Si j’en reviens au concept de surdoué : ça ne se décrète pas en disant « je me reconnais dans la description ». Ça se mesure concrètement avec un professionnel. Mais avant d’en arriver là : faites un diagnostic pour comprendre vos difficultés. Un diagnostic qui ne se raconte pas d’histoire. Parfois c’est aussi bête que « le métier que je recherche est très rare dans la région où je veux habiter ». Quand vous avez ce type de conclusion vous avez désormais un choix en votre âme et conscience : seriez-vous prêt à déménager ? Il n’y a pas de bonne réponse. Mais avoir conscience du choix permet d’arrêter de vivre la vie comme si on la subissait. Si vous préférez rester dans votre ville de naissance, il faut assumer les conséquences de ce choix. Il n’existe pas de solution parfaite.

Enfin et surtout : réparez-vous. Personne ne veut embaucher de dépressif. D’ailleurs personne ne veut même parler en société avec quelqu’un de dépressif. Là encore c’est triste et animal. Mais si vous n’êtes pas bien dans votre peau, vous diminuez drastiquement vos chances. Cercle vicieux implacable.

Voilà pourquoi il est important de travailler sur vous en priorité. Ne serait-ce que pour arriver dans un état d’esprit solide. Parfois on vous dit qu’il faut devenir « offreur de compétences ». Je déteste ce conseil car personne ne peut claquer des doigts et adopter cette posture. En vrai, cela relève énormément du rapport à vous-même. Si vous vous alimentez correctement, que vous faites du sport et que vous avez un hobby, vous avez déjà résolu une partie de l’équation.

Bien entendu, si vous avez des contraintes alimentaires, cet état est quasiment impossible à atteindre : l’urgence est d’abord de trouver un travail alimentaire.

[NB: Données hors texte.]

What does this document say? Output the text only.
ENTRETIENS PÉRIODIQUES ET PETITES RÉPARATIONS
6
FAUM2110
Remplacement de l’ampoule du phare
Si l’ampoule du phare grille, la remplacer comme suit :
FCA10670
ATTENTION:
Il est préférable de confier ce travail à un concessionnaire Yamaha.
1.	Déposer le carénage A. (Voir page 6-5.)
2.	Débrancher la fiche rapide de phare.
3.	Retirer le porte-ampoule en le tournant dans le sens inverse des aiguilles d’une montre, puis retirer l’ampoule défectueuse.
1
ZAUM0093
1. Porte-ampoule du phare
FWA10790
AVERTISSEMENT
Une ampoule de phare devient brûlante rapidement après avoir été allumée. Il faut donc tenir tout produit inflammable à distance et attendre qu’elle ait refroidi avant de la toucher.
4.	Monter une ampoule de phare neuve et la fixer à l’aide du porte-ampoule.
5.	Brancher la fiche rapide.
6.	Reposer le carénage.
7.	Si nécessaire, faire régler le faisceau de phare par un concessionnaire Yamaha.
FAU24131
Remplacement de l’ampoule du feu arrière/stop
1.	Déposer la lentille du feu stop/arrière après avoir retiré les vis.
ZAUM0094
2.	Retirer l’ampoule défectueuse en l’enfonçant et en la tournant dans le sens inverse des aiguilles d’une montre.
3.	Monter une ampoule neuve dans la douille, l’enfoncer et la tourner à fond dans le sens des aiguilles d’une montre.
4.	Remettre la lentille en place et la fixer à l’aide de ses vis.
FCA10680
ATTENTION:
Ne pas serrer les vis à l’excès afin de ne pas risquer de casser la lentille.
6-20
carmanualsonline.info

Mais, si vous n’avez pas ce genre de contrainte c’est sur vous qu’il faut travailler. Pour essayer d’émerger dans la compétition. La volonté se voit. Si vous atteignez le niveau de connaissance de vous qui vous permet de savoir exactement ce que vous voulez, cette puissance deviendra irrépressible.

La méthode de recherche d’emploi est secondaire. Mais je peux vous en donner un aperçu tout de même : savoir répondre aux trois grandes questions, savoir écrire un message d’approche et ne pas envoyer son CV n’importe comment. On l’a déjà vu ensemble.

Les 3 meilleurs livres pour maîtriser la recherche d’emploi

Conclusion

J’aurais pu également aborder le problème de l’étiquetage. Le fait de se dire « atypique » est également un souci dans la mesure où ça vous empêche de faire un diagnostic précis de la situation. Au lieu d’essayer de comprendre votre situation en profondeur, vous balancez un mot fainéant qui ne veut pas dire grand chose. Il vous empêche d’avancer et il empêche également les autres de vous aider. Vraiment, je suis sidéré de voir à quel point ça coupe toute discussion.

Au final, posez vous la question de l’intérêt ? Je ne connais aucun recruteur qui saute de joie parce qu’on lui dit « je suis atypique ». Au contraire, ça devient aussi banal que « dynamique » et « motivé ». Alors pourquoi le faire ?

Apprendre à se raconter n’est pas facile. Mais on peut s’épargner les erreurs les plus courantes. Et se proclamer atypique en est une.